Business Leaders for Michigan, an organization representing the state’s top employers, has long called for a bigger state investment in higher education to produce a more skilled workforce in a global economy where jobs increasingly migrate to talent. 

The Senate has yet to finalize a higher education budget.

Michigan universities aren’t alone in fighting for funding support from state legislatures. Many states have long seen universities as attractive targets to cut during lean years.

We also are in the midst of a dangerous anti-science, anti-intellectual era lead by right-wing Republicans who see universities as liberal indoctrination factories.

The Michigan House budget plan, for example, would prevent universities from requiring students to be vaccinated against COVID-19 as a condition of enrolling, attending in-person classes or living in university housing.

Most Republican lawmakers won’t even say if they’ve been vaccinated.

Trying to prevent universities from keeping their students and employees safe is a reckless move at a time when COVID cases are surging across the country — a result of new, dangerous virus variants and low vaccination rates in many regions.

Beyond that afront to universities, policymakers on both sides of the political aisle have been downplaying the value of a university degree. 

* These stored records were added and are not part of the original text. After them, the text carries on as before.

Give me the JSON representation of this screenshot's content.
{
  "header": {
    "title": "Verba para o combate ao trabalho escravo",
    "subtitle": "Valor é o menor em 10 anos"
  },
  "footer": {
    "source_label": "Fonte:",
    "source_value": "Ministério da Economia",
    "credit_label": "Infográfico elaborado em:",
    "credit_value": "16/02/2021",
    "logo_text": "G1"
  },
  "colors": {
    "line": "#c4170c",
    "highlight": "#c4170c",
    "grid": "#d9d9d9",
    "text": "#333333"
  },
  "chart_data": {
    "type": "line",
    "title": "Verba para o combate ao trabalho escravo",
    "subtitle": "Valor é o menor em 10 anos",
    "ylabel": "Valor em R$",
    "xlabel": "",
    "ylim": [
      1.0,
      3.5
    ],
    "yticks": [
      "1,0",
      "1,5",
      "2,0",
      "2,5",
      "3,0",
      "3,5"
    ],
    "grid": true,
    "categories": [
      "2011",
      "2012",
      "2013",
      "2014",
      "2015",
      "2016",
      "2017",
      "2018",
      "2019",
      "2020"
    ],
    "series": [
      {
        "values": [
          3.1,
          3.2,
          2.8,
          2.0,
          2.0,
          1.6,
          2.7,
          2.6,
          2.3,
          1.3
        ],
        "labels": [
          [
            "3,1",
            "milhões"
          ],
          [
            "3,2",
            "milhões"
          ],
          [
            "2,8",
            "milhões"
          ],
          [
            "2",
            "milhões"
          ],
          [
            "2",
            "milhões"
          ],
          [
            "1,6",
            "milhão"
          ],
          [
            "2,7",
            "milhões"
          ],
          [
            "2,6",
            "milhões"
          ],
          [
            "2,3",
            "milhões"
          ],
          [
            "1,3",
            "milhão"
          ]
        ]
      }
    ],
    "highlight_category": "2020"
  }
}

Many of them, who hold bachelor’s degrees and above, have been pushing the notion that a university education isn’t for everyone, and that there plenty of good-paying jobs in the skilled trades and other occupations that don’t require an expensive four-year degree.

It’s true that we need more plumbers, millwrights, electricians, medical technologists and a host of other workers in occupations that don’t require a university degree.

But we also need more accountants, engineers, marketers and others with bachelor’s degrees and above. Thirty-eight of Michigan’s “hot 50 jobs” through 2028 will require a four-year degree or above.

And don’t be fooled. Most of those positions pay more than jobs with lower educational requirements.

A new study by Michigan Future, an Ann Arbor-based think tank, found that nearly 80% of high-wage jobs in the state, paying a median $64,240, are held by workers with bachelor’s degrees or above.

It’s clear that higher education attainment is imperative for Michigan to become a more prosperous state, one that’s attractive to businesses demanding increasingly skilled workers.

The state’s historic K-12 spending plan gives educators the tools to better prepare students for college.

Now policymakers need to boost investment in its higher education institutions that will help students achieve a brighter economic future.

Disclosure: Haglund did freelance work for Michigan Future in 2014 and 2018.